Gore, who had taken the lead in the popular vote in the early hours of Wednesday morning, had phoned Bush to tell him he planned to concede. But he called the Texas governor back and said, "It's too close. I want to retract" my concession.
"If George Bush carries Florida his first call has to be to Ralph Nader to thank him," Lawrence O'Donnell said on MSNBC. Still undecided at 5:30 a.m. EST were Oregon and Wisconsin, states where Nader was running strong. But Wisconsin slipped into the Gore column around 6 a.m., giving Gore a 260-to-246 electoral vote lead.
The late Mel Carnahan was elected to the U.S. Senate from Missouri, defeating incumbent Sen.

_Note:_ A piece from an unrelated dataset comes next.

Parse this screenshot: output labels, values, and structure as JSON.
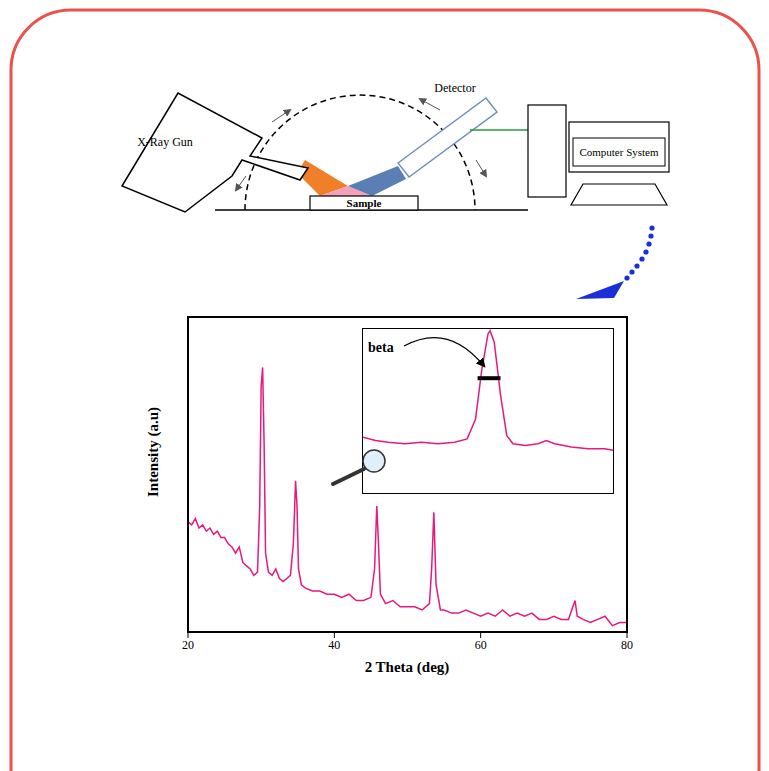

John Ashcroft. His widow, Jean, will probably assume the seat. Carnahan was killed in a plane crash during the campaign. Ashcroft conceded Wednesday. "I hope the outcome of this election is a comfort to Mrs. Carnahan," he said.
Hillary Rodham Clinton won a decisive victory in the New York Senate race against opponent Rep. Rick Lazio, becoming the first first lady to be elected to office.
Early results were discouraging to the GOP. "It's getting more and more difficult for the Bush team to put together a winning combination," said former Reagan aide Ed Rollins to Chris Matthews on MSNBC after Pennsylvania went into the Gore column.
Pundits had already begun the postmortems on the flagging Bush campaign. But the news that Florida was back in the tossup column tilted the momentum back toward the Texas governor.
Some Republicans had been insisting since early in the evening that the networks were wrong. "I'm going to go out on a limb ... The state's gonna flip," said Mary Matalin, referring to Florida, where half a million absentee ballots had yet to be counted. About an hour later, the networks began putting the state back in the undecided column.
Bush himself predicted late Tuesday evening he'd ultimately carry Florida and Pennsylvania. "The networks called this awfully early, but the votes coming in are telling a different story," he told reporters who visited him in the governor's mansion in Austin, Texas. "I don't believe they've got enough evidence to call these states ... I think America ought to wait until all the votes are counted."
The Florida flip-flop was embarrassing for the networks. CNN pundits were busy defending the network's methodology from the Bush campaign's charges when the news came in that Florida was being put back in the undecided column -- the first time. Over on MSNBC, Brian Williams was explaining why his network was staying with Gore when a decision was made to move Florida out of the vice president's column.
Network officials began blaming a "data problem" for the Florida flip-flop.
Gore had earlier won the key swing states of Michigan and Pennsylvania. Labor was getting early credit for Gore's Michigan victory. The United Auto Workers got Election Day off in its last contract, and some pundits thought that may have given the vice president the edge. High black turnout in Pennsylvania -- the Rev. Jesse Jackson made a last-minute visit Tuesday -- was thought to have boosted the Democrats' totals in the Keystone State.
As momentum seemed to shift back to Gore, things got surreal on the networks. "Alice in Wonderland" was a favorite motif. "I hope history teachers and civic teachers are up at this hour; every teacher in the country should tell every child in the country that every vote counts," said Dan Rather. "You can't just say, 'Well, I'm too busy.' When the going gets weird, anchormen punt," Rather concluded.
The networks are girding themselves for criticism of the decision to call individual races, and the presidential election, before accurate results were in. "I think it's time for the networks to stop calling the election on the basis of exit polls and sample precinct analysis," Curtis Gans of the Committee for the Study of the American Electorate told CNN Wednesday morning.